School in Manurewa, New Zealand

St Anne's Catholic School is a state-integrated Catholic full primary school (years 1–8) in Manurewa, a suburb of South Auckland, New Zealand.

==History==

St Anne's Catholic Church opened on 29 May 1927, serving the Catholic community of South Auckland between Ōtāhuhu and Papakura. By the early 1950s, Bishop James Liston wanted to develop a convent school at the church. The school opened on 24 February 1952 as the second school established in Manurewa, opening to relieve pressure on Manurewa Central School after major suburban growth in the area.
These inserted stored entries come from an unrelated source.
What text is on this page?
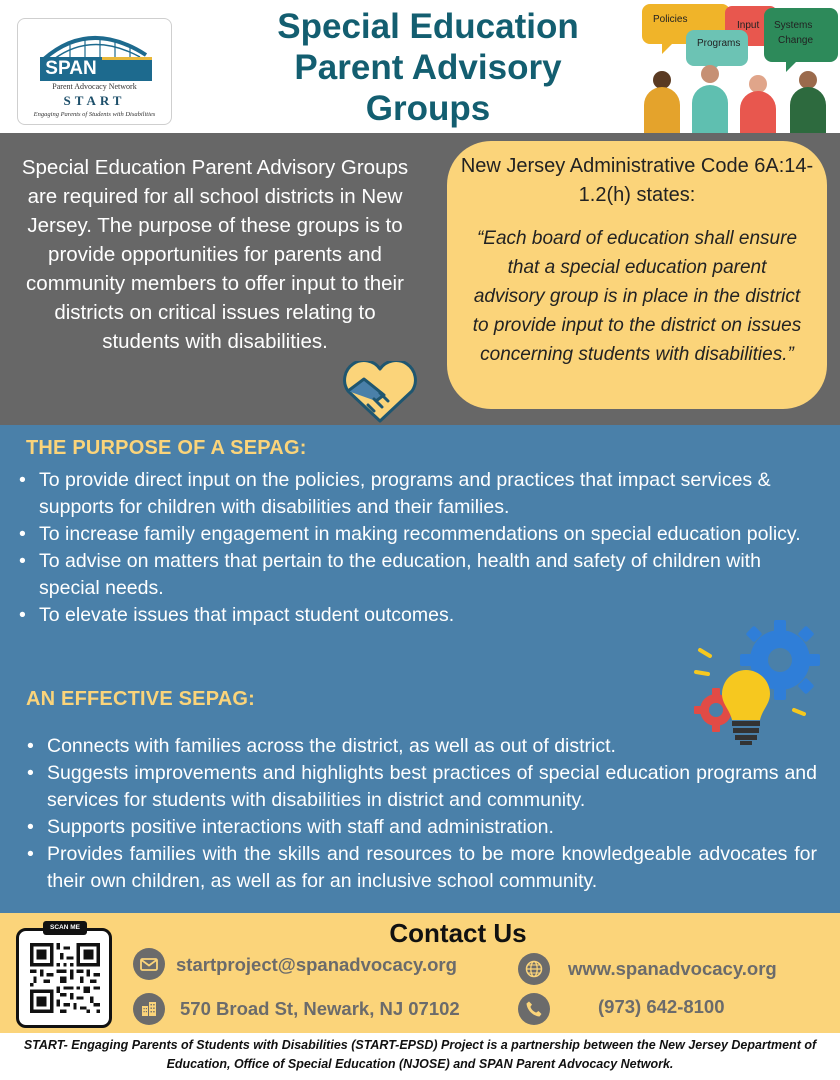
SPAN
Parent Advocacy Network
START
Engaging Parents of Students with Disabilities
Special Education
Parent Advisory
Groups
Policies
Input Systems
Change
Programs

Special Education Parent Advisory Groups are required for all school districts in New Jersey. The purpose of these groups is to provide opportunities for parents and community members to offer input to their districts on critical issues relating to students with disabilities.

New Jersey Administrative Code 6A:14-1.2(h) states:

“Each board of education shall ensure that a special education parent advisory group is in place in the district to provide input to the district on issues concerning students with disabilities.”

THE PURPOSE OF A SEPAG:
• To provide direct input on the policies, programs and practices that impact services & supports for children with disabilities and their families.
• To increase family engagement in making recommendations on special education policy.
• To advise on matters that pertain to the education, health and safety of children with special needs.
• To elevate issues that impact student outcomes.
AN EFFECTIVE SEPAG:
• Connects with families across the district, as well as out of district.
• Suggests improvements and highlights best practices of special education programs and services for students with disabilities in district and community.
• Supports positive interactions with staff and administration.
• Provides families with the skills and resources to be more knowledgeable advocates for their own children, as well as for an inclusive school community.
SCAN ME	Contact Us
startproject@spanadvocacy.org	www.spanadvocacy.org
570 Broad St, Newark, NJ 07102	(973) 642-8100

START- Engaging Parents of Students with Disabilities (START-EPSD) Project is a partnership between the New Jersey Department of Education, Office of Special Education (NJOSE) and SPAN Parent Advocacy Network.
The first school children were taught by the Sisters of Mercy, who lived in a convent beside the school.

Originally the school opened with two classrooms and a teachers' room, but by April 1955 additional buildings were added to cope with the growth in students. The school roll climbed from 112 in 1955 to 349 in 1961. Demand for places at the school greatly outweighed the available spots, and in 1961 the Confraternity of Christian Doctrine (CCD) was established to cater for students in the parish who were unable to attend St Anne's. At its peak, over 400 students across the parish attended night classes.

In 1983, the school was integrated into the state schooling system.